3) They offer major benefits when it comes to data compliance.
As we think about interoperability and increasingly move toward sharing data with stakeholders, it’s impossible to ignore one of the most pressing reasons for the shift toward Master Data Management: compliance. Data privacy regulations are becoming the norm, and their stricter enforcement in the past year has led to costly penalties for businesses. Well over half of the EU’s $330 million worth of GDPR-related fines to date were issued in 2020, demonstrating an increasingly stringent approach to enforcement.

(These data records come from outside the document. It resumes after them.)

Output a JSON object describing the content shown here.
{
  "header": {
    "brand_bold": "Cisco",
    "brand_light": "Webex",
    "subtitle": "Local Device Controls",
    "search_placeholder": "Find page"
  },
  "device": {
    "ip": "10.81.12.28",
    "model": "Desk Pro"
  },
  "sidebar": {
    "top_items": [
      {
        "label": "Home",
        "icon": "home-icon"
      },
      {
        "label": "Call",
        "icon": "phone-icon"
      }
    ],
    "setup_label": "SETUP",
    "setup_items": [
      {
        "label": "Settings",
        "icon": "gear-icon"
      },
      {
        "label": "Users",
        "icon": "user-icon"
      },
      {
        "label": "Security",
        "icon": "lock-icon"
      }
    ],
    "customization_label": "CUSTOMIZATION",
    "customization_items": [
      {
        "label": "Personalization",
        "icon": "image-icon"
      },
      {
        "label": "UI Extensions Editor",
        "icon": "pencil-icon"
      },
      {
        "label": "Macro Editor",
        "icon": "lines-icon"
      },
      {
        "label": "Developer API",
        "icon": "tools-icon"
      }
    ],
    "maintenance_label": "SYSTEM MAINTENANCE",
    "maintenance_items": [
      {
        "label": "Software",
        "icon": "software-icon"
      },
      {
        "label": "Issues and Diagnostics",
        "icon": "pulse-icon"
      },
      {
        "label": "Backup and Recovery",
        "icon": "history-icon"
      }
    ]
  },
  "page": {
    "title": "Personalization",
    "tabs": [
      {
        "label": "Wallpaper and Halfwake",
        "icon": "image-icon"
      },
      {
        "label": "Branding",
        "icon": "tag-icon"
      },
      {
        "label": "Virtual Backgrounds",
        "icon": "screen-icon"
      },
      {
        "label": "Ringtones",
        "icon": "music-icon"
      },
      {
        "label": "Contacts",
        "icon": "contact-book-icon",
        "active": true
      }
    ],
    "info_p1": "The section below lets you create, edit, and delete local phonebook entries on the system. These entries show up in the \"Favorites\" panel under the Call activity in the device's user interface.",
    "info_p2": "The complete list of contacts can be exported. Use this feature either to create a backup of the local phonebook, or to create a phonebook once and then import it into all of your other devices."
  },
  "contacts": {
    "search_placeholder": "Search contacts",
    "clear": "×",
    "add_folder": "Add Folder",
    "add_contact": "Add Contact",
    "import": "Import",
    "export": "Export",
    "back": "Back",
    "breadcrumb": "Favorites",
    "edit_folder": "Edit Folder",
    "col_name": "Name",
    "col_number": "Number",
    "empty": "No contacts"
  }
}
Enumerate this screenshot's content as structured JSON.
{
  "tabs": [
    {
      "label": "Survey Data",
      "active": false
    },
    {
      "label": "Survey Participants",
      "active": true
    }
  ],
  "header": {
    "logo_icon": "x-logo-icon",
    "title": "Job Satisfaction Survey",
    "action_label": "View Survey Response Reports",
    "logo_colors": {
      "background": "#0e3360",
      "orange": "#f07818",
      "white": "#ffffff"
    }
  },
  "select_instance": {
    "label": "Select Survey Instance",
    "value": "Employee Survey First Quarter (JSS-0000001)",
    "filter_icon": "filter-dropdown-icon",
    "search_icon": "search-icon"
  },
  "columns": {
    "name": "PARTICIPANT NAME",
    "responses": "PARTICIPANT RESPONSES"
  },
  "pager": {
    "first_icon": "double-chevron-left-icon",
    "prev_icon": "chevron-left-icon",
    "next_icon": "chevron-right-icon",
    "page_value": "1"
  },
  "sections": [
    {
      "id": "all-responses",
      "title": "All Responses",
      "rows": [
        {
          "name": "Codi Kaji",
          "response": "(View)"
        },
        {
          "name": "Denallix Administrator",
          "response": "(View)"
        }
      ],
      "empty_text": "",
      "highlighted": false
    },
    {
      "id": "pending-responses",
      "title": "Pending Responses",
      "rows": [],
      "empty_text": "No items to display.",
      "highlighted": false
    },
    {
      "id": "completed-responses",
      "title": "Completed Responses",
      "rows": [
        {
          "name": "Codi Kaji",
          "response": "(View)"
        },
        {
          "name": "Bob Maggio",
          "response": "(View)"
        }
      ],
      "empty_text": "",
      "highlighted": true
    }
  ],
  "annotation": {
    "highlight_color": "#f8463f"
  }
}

Graph databases, especially those secured by immutable ledger technology, offer the perfect combination of flexibility and security. In the context of MDM, they give companies the gift of data provenance and lineage – an ability to understand precisely how and where data is shared with a reproducible audit trail. This level of traceability helps organizations both ensure compliance on an internal level and prove it to regulators on an external level.
A single source of truth
Graph databases are a critical tool to leverage enterprise data to make efficient, information-based decisions and take advantage of next generation Internet technologies — all while being reliably secure. Just like Master Data Management, graph databases will play an important role in shaping the future of enterprise technology.